Intelligent Information Management Part 2
In my previous post, I quickly introduced the concept of Intelligent Information Management. In today’s post, I discuss Information Lifecycle Management (ILM). ILM is one component of IIM best practices, dealing with the management of data from the moment of its creation up to its disposal. Studies have demonstrated that the rate of access for a given data set drops dramatically after 90 days. In fact some studies claim that currently less than 30% of the data in an enterprise data warehouse (EDW) is actively accessed by users. However, some organizations are responding to data retention regulations by storing data that is accessed very rarely in the data warehouse “just in case”, causing unnecessary database growth and increased TCO. These organizations are essentially using the EDW as a storage device – a very expensive one indeed!
According to ILM principles, data should be classified based on how it is used, and then assigned the corresponding level of service. This could mean archiving or moving the data to a less expensive storage media very quickly. A technique using layered data storage that offers a range of data access speeds – for example, hierarchical storage management – is one way of implementing different service levels. Another approach involves defining data retention rules that classify data according to usage patterns, and moving it accordingly between different data storage providers (hardware and software) until it is deleted when no longer useful. This overall data management process could be described as “data right-sizing”.
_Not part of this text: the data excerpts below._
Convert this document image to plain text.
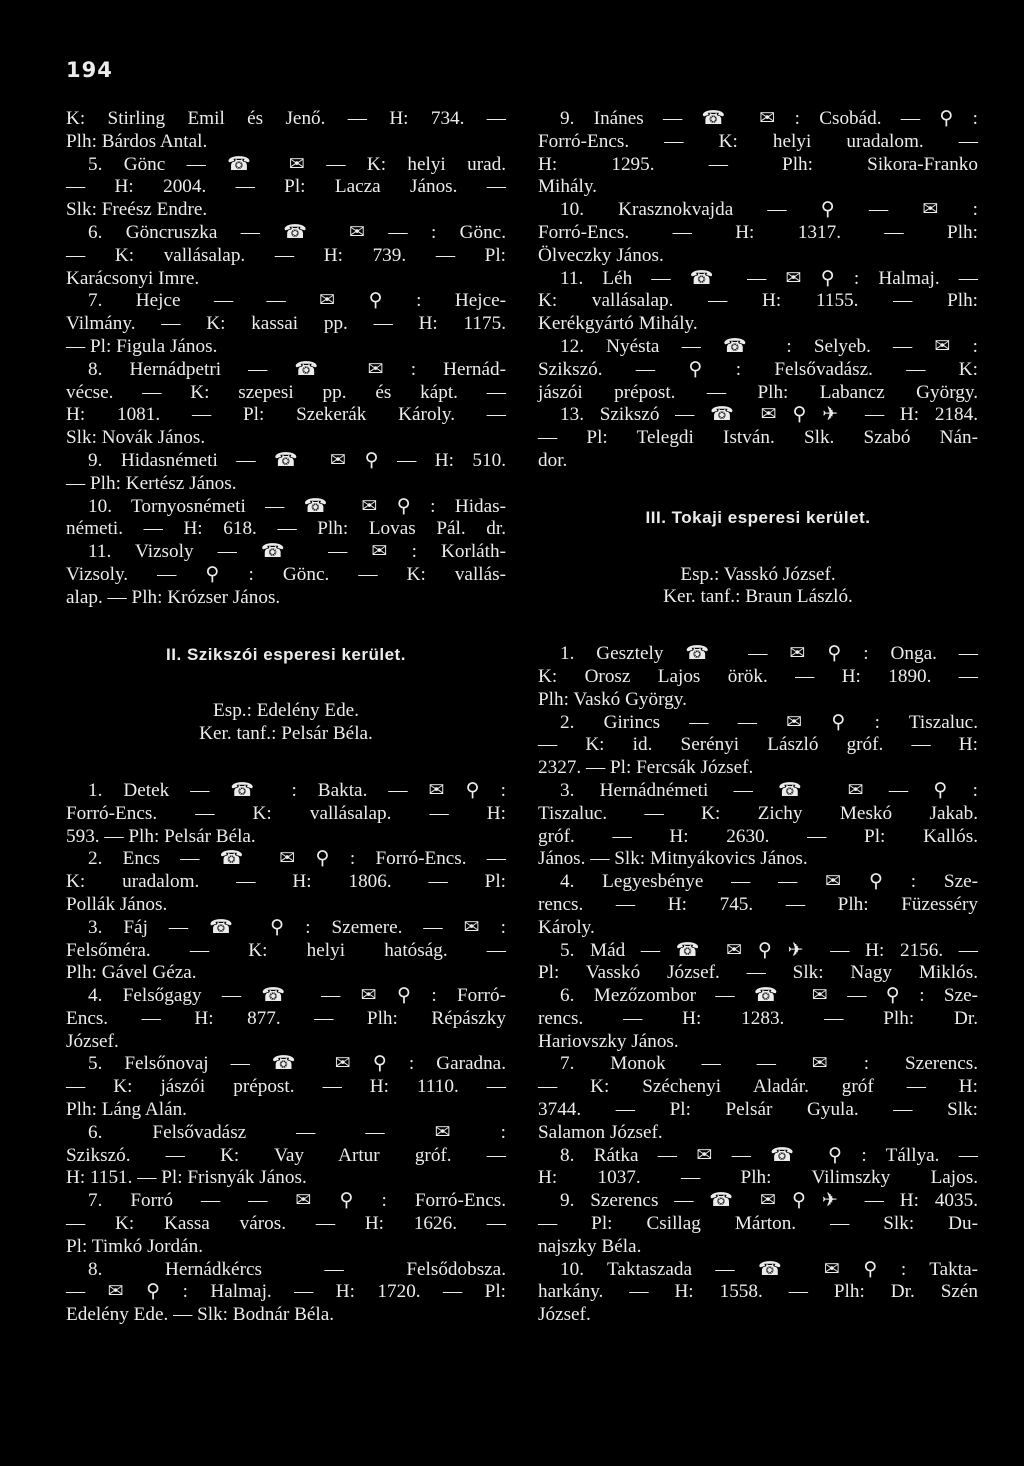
194
K: Stirling Emil és Jenő. — H: 734. —
Plh: Bárdos Antal.
5. Gönc — ☎ ✉ — K: helyi urad.
— H: 2004. — Pl: Lacza János. —
Slk: Freész Endre.
6. Göncruszka — ☎ ✉ — : Gönc.
— K: vallásalap. — H: 739. — Pl:
Karácsonyi Imre.
7. Hejce — — ✉ ⚲ : Hejce-
Vilmány. — K: kassai pp. — H: 1175.
— Pl: Figula János.
8. Hernádpetri — ☎ ✉ : Hernád-
vécse. — K: szepesi pp. és kápt. —
H: 1081. — Pl: Szekerák Károly. —
Slk: Novák János.
9. Hidasnémeti — ☎ ✉ ⚲ — H: 510.
— Plh: Kertész János.
10. Tornyosnémeti — ☎ ✉ ⚲ : Hidas-
németi. — H: 618. — Plh: Lovas Pál. dr.
11. Vizsoly — ☎ — ✉ : Korláth-
Vizsoly. — ⚲ : Gönc. — K: vallás-
alap. — Plh: Krózser János.
II. Szikszói esperesi kerület.
Esp.: Edelény Ede.
Ker. tanf.: Pelsár Béla.
1. Detek — ☎ : Bakta. — ✉ ⚲ :
Forró-Encs. — K: vallásalap. — H:
593. — Plh: Pelsár Béla.
2. Encs — ☎ ✉ ⚲ : Forró-Encs. —
K: uradalom. — H: 1806. — Pl:
Pollák János.
3. Fáj — ☎ ⚲ : Szemere. — ✉ :
Felsőméra. — K: helyi hatóság. —
Plh: Gável Géza.
4. Felsőgagy — ☎ — ✉ ⚲ : Forró-
Encs. — H: 877. — Plh: Répászky
József.
5. Felsőnovaj — ☎ ✉ ⚲ : Garadna.
— K: jászói prépost. — H: 1110. —
Plh: Láng Alán.
6. Felsővadász — — ✉ :
Szikszó. — K: Vay Artur gróf. —
H: 1151. — Pl: Frisnyák János.
7. Forró — — ✉ ⚲ : Forró-Encs.
— K: Kassa város. — H: 1626. —
Pl: Timkó Jordán.
8. Hernádkércs — Felsődobsza.
— ✉ ⚲ : Halmaj. — H: 1720. — Pl:
Edelény Ede. — Slk: Bodnár Béla.
9. Inánes — ☎ ✉ : Csobád. — ⚲ :
Forró-Encs. — K: helyi uradalom. —
H: 1295. — Plh: Sikora-Franko
Mihály.
10. Krasznokvajda — ⚲ — ✉ :
Forró-Encs. — H: 1317. — Plh:
Ölveczky János.
11. Léh — ☎ — ✉ ⚲ : Halmaj. —
K: vallásalap. — H: 1155. — Plh:
Kerékgyártó Mihály.
12. Nyésta — ☎ : Selyeb. — ✉ :
Szikszó. — ⚲ : Felsővadász. — K:
jászói prépost. — Plh: Labancz György.
13. Szikszó — ☎ ✉ ⚲ ✈ — H: 2184.
— Pl: Telegdi István. Slk. Szabó Nán-
dor.
III. Tokaji esperesi kerület.
Esp.: Vasskó József.
Ker. tanf.: Braun László.
1. Gesztely ☎ — ✉ ⚲ : Onga. —
K: Orosz Lajos örök. — H: 1890. —
Plh: Vaskó György.
2. Girincs — — ✉ ⚲ : Tiszaluc.
— K: id. Serényi László gróf. — H:
2327. — Pl: Fercsák József.
3. Hernádnémeti — ☎ ✉ — ⚲ :
Tiszaluc. — K: Zichy Meskó Jakab.
gróf. — H: 2630. — Pl: Kallós.
János. — Slk: Mitnyákovics János.
4. Legyesbénye — — ✉ ⚲ : Sze-
rencs. — H: 745. — Plh: Füzesséry
Károly.
5. Mád — ☎ ✉ ⚲ ✈ — H: 2156. —
Pl: Vasskó József. — Slk: Nagy Miklós.
6. Mezőzombor — ☎ ✉ — ⚲ : Sze-
rencs. — H: 1283. — Plh: Dr.
Hariovszky János.
7. Monok — — ✉ : Szerencs.
— K: Széchenyi Aladár. gróf — H:
3744. — Pl: Pelsár Gyula. — Slk:
Salamon József.
8. Rátka — ✉ — ☎ ⚲ : Tállya. —
H: 1037. — Plh: Vilimszky Lajos.
9. Szerencs — ☎ ✉ ⚲ ✈ — H: 4035.
— Pl: Csillag Márton. — Slk: Du-
najszky Béla.
10. Taktaszada — ☎ ✉ ⚲ : Takta-
harkány. — H: 1558. — Plh: Dr. Szén
József.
Various commercial software packages, such as Solix, HP/RIM, PBS or Optim Solution from IBM, focus on this kind of functionality, but are mainly designed for use with OLTP and ERP systems. Hardware vendors like EMC (Documentum and Centera) and Network Appliances, sometimes in conjunction with software providers such as OpenText, already have a good handle on the problem when it comes to the unstructured and semi-structured data that represents a large portion of the data generated by enterprises. Some RDBMS’s have introduced this concept into their data management tools through the use of data partitioning and compression techniques. SAP has focused on the Enterprise Data Warehouse in introducing the concept of Near Line Storage to enable implementation of ILM in SAP NetWeaver BI. Also, niche players like CopperEye have developed solutions to deal with specific types of data produced by the operation of existing systems, such as application logs or system logs.
The main questions that need to asked about these different approaches are:
- How easy will be to get access to the data when required?
- How easy will it be to apply data model changes to the active data while continuing to have access to the historical data?
- Is the data secure?
- Can the data be used for an audit?
- Can data access be tracked to show who accessed what, and when?
- Can the overall TCO for enterprise data be reduced?
- Can the performance be improved for active (frequently used) data?
My next post will go deeper in answering these questions, and will also describe more advanced techniques for extending Information Lifecycle Management to implement a full Intelligent Information Management approach. This can not only reduce overall TCO, but also improve the ability of the IT organization to deliver “just-in-time” Business Intelligence.